While 4x4 is a thriller designed to criticize the lack of security in Argentina, My Masterpiece is closer to what you might expect from the pair after the acclaim of The Distinguished Citizen. The theme is in perfect tune not only with the previous film, but also with Duprat and Cohn earlier collaborations, which also deal in artistic experiences.
The protagonist of The Artist (2008) is a male nurse who steals the drawings of a patient at a geriatric clinic, selling them as his own and becoming the trendiest artist in Latin America. In The Man Next Door (2009), they portrayed a conflict between neighbors who live in The Curutchet House, the only project in South America by the architect Le Corbusier. Among the pair’s future plans is a remake of this film. It will most likely be a Portugese-language Brazilian co-production, with one of the neighbours of this UNESCO World Heritage residential building as a woman. The script is already written.
“We feel very familiar in the universe of the arts in general,” says Duprat. He took advantage of the insider’s knowledge of his brother, Andrés Duprat, who is the director of the Buenos Aires’ Museo Nacional de Bellas Artes, in helping him to write the script of My Masterpiece. “As the visual arts are far from the popular taste, it is the art form which provides the most surreal circumstances. Almost no one dares to comment on them, for fear of talking nonsense,” adds the filmmaker.
The plot is constructed around the friendship between the painter Renzo Nervi (Luis Brandoni) and his art dealer Arturo Silva (Guillermo Francella, who played the lead in Pablo Trapero’s The Clan).

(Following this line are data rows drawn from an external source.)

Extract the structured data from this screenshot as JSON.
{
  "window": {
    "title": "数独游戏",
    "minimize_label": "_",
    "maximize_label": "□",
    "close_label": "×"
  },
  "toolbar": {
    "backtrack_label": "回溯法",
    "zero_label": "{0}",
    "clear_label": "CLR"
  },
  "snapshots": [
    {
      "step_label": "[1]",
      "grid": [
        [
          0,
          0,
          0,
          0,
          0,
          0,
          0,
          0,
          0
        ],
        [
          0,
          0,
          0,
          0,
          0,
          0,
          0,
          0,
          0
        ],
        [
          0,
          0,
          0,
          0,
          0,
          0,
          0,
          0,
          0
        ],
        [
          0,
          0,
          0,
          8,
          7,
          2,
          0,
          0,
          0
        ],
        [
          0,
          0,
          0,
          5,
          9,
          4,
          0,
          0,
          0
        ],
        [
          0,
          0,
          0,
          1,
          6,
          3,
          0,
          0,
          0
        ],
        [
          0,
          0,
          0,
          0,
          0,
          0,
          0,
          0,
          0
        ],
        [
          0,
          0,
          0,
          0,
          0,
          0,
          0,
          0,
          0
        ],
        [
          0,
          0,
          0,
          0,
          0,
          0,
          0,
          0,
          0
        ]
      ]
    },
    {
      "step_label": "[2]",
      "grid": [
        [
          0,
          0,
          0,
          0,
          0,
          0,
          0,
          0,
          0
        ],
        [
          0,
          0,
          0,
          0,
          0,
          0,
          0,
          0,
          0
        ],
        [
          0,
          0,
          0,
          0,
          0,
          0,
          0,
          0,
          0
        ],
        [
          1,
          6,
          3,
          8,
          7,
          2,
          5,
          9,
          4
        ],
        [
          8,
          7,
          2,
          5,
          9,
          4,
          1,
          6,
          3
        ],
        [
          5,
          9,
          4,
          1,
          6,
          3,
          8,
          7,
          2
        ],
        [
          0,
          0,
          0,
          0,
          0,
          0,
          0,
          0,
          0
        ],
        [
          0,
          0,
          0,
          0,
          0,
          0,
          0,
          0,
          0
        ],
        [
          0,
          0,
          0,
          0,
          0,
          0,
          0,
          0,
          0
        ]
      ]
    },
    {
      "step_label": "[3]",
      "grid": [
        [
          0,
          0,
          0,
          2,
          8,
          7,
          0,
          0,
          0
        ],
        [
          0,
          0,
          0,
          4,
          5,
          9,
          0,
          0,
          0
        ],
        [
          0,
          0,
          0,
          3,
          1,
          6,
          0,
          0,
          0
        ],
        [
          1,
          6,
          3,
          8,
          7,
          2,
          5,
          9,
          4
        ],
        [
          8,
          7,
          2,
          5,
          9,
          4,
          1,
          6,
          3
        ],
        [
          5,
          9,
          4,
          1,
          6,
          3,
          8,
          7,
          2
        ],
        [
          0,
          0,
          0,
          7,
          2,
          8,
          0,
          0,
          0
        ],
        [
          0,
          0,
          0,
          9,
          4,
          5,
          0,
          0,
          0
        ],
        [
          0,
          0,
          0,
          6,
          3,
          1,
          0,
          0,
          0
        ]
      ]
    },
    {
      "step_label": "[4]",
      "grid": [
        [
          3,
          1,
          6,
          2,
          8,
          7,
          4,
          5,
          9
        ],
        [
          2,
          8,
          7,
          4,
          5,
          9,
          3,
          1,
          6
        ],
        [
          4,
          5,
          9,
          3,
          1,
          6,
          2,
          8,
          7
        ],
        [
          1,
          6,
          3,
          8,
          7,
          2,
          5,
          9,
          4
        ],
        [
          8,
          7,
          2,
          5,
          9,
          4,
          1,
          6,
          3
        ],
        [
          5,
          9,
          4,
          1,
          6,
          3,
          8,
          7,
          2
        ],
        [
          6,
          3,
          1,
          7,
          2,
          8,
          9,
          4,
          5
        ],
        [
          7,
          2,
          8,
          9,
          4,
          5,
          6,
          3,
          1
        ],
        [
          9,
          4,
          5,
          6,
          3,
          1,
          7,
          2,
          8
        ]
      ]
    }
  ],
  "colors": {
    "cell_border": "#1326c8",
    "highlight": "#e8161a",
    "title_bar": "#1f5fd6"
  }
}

While the dealer is willing to play the game as long as he makes money, the artist rebels against the new demands of the snobby contemporary art world, where he is seen as obsolete. The constant fights only stop when the seller comes up with an unscrupulous plan to benefit both.
Much of what comes out of the characters’ mouths is provocations, such as calling the artists “incapacitated beings, who serve no purpose at all.” In one scene, the painter tells his pupil: “If you can do anything else in life, you are not fit to be an artist.”
Where does this irony come from, a common trait in the works of Duprat and Cohn? “Nothing we have done so far has been designed to ridicule anyone or anything. But that is what we always end up doing,” says Duprat. He and Cohn have been friends and partners since the 1990s, precisely because they “share the same worldview”. “Maybe we are just mean,” jokes Duprat.